Mais surtout, avec Pierre Mauriac et Maryse Poireaudeau, Lancelle était du petit groupe d’intimes et de fidèles de Marceau Pivert qui l’aidaient à confectionner ses bulletins : Correspondance socialiste puis Correspondance socialiste internationale. Ils tentaient de regrouper un noyau de militants « socialistes internationalistes » et anticolonialistes cherchant à conserver la tradition de lutte de classes de la SFIO. Tolérés jusqu’en 1956 par la direction du parti, ils perdirent le contrôle de la Fédération de la Seine en avril en défendant l’idée du « fait national algérien ». Charles Lancelle participa alors aux activités de la minorité socialiste qui se constitua contre la politique algérienne du parti. C’est lui qui réussit à empêcher la démission de Marceau Pivert après les événements de Suez en novembre 1956.

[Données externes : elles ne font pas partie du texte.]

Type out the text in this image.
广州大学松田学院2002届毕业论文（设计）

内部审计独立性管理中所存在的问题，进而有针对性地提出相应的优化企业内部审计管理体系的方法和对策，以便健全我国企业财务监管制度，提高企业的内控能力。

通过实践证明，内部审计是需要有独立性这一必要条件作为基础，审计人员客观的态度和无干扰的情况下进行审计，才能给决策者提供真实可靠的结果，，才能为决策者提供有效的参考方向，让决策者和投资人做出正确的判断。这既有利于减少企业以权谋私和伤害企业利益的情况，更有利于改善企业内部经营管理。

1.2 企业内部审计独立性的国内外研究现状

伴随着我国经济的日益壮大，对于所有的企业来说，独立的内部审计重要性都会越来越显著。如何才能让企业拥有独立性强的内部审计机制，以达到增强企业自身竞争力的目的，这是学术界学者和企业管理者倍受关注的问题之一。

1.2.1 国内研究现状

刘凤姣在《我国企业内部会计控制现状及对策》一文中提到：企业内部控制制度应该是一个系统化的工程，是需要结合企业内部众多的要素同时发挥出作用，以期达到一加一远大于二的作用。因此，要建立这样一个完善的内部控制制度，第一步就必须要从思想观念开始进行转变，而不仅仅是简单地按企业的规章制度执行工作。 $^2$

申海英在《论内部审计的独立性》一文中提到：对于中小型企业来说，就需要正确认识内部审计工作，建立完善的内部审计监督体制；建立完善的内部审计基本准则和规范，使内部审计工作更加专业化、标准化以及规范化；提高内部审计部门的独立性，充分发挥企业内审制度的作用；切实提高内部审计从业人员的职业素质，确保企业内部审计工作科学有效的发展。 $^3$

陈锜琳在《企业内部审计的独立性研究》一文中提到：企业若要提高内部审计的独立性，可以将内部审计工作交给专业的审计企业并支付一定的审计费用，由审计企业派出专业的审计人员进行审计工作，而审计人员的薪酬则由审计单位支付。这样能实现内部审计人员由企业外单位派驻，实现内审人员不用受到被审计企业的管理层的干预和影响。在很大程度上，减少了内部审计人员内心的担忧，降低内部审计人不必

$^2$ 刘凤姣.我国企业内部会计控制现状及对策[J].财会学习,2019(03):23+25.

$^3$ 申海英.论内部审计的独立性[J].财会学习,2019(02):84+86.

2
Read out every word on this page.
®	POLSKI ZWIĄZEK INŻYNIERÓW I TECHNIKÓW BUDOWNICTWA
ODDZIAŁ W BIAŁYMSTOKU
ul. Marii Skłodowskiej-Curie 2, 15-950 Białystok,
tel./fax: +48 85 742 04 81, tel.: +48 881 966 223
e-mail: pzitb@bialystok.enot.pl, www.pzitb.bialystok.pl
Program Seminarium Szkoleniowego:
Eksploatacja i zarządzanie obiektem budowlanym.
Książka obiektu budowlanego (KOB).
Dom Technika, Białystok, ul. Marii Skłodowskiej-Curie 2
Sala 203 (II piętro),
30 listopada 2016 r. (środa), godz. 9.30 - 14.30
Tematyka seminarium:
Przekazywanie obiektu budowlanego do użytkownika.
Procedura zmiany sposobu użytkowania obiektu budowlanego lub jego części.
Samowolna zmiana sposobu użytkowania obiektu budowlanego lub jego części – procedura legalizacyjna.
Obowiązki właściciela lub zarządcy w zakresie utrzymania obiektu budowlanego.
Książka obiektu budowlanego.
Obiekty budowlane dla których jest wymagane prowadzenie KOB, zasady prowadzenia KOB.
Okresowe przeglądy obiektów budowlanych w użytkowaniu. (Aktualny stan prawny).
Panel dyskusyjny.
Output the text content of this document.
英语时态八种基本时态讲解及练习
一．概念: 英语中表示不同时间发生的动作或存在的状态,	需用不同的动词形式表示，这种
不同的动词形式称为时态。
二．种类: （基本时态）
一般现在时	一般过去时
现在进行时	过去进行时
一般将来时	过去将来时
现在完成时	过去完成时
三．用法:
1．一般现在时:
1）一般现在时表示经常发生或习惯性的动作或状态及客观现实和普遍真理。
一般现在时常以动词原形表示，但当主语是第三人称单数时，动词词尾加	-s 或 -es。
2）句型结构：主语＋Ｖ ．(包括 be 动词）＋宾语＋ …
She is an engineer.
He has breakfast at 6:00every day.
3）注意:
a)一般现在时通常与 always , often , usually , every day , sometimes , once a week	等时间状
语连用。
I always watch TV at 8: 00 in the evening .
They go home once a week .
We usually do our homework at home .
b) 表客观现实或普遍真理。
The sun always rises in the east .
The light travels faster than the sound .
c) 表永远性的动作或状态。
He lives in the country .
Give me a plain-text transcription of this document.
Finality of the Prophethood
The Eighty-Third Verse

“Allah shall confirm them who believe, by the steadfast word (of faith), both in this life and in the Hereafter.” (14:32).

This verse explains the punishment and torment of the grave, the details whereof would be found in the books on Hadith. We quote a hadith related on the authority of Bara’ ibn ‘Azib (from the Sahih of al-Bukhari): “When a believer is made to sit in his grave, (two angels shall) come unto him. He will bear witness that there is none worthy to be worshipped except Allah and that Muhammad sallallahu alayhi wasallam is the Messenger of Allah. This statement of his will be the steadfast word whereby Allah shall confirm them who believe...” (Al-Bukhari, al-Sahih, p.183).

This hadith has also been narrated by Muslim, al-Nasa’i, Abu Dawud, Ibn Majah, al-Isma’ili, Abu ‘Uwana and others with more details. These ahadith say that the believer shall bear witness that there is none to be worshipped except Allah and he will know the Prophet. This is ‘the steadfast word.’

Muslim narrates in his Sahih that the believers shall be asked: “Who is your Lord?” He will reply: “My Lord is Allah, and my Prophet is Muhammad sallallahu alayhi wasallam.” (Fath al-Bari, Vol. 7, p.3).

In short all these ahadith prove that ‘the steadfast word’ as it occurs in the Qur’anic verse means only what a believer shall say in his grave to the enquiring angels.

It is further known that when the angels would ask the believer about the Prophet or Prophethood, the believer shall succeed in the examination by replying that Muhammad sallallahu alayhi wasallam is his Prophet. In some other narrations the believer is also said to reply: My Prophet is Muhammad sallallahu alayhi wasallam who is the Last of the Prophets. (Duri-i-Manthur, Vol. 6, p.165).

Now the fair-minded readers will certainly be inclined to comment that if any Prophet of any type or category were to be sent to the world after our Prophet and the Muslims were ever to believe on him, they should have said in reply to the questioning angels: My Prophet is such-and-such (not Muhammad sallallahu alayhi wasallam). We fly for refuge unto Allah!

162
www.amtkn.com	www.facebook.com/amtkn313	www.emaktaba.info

Peu de temps après la mort de Pivert, il fut, le 14 septembre 1958, un des fondateurs du Parti socialiste autonome dont il fut membre de la CAP et devint secrétaire adjoint de la Fédération de la Seine. Son état de santé l’empêcha d’exercer ce dernier mandat auquel il dut renoncer au début de 1959. A la fusion du PSA avec l’UGS et Tribune du communisme, en avril 1960, il adhéra au PSU mais n’en resta membre que deux années. De retour au Parti socialiste SFIO en 1964, il reprit des responsabilités dans la 11e section jusqu’en 1967, année de son départ de Paris. Il vendit, à cette époque, le restaurant populaire qu’il tenait, dans le quartier de la Madeleine, avec sa deuxième épouse, Augustine Alazard avec qui il s’était marié en février 1962 à Paris (XIIe arr.). Le couple se retira à Compiègne (Oise) où Charles Lancelle mourut en 1983. Ce vétéran socialiste et pivertiste avait cessé de prendre sa carte en 1970 mais il souscrivait et votait pour les candidats du Parti socialiste.

Pour citer cet article :
https://maitron.fr/spip.php?article89630, notice LANCELLE Charles, Jules par Gilles Morin, version mise en ligne le 8 octobre 2010, dernière modification le 26 décembre 2020.

Par Gilles Morin

SOURCES : Papiers de Charles Lancelle et de Marceau Pivert. — Juin 1936. — La Cognée. — Rapport des congrès du Parti socialiste SFIO. — Jean-Paul Joubert, Révolutionnaires de la SFIO, FNSP, 1977 et Thèse, Le Pivertisme, doctorat de sciences politiques, Grenoble, 1972. — Maurice Jaquier, Simple militant, Denoël, 1974. — État civil.— Arch. OURS, carton Ch. Lancelle.